Follow up on all education claims: Not all jobs require a degree, but many do. Yet, less than half of employers—51 percent, according to the Benchmark Report—check a candidate’s education credentials. So, even if a job seeker has worked for 20 years in an industry that requires a certain level of education, it’s a good idea to verify that they have actually earned the degrees listed on their resume. There’s a good chance that past employers never confirmed the person’s education history.
Verify their employment history: A thorough employment history screening includes checking with past and current employers to authenticate a candidate’s work experience, work titles, salary and start and end dates.
Hire an expert: For busy hiring managers, conducting a comprehensive background check can be time consuming as they wait for call backs from university registrars about degrees or from previous employers about work history. Small companies without large HR departments, especially, are at risk because they have fewer people on staff. Background-screening experts do this work daily, using time-tested methodologies and long-time contacts to quickly determine if candidates are who they say they are.

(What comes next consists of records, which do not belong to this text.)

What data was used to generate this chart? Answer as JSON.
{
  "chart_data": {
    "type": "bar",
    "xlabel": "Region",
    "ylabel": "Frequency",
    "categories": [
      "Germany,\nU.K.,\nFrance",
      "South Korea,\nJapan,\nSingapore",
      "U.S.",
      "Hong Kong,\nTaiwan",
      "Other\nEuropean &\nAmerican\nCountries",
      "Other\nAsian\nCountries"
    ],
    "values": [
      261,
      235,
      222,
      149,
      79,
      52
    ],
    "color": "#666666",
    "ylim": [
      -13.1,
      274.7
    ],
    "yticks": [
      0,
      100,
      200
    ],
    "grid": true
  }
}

There’s some good news on the horizon for candidates. Pay equity laws, which are becoming more prevalent across the United States, ban employers from asking job candidates about their prior salary. Job candidates simply won’t have the opportunity to lie about their past paychecks.
But there are still plenty of other fibs they could fit onto their resumes. It’s up to talent-acquisition managers to be on the lookout for them—and catch them—with thorough background screenings before a job offer is ever extended.
Catherine Aldrich is vice president of operations at background-screening company HireRight.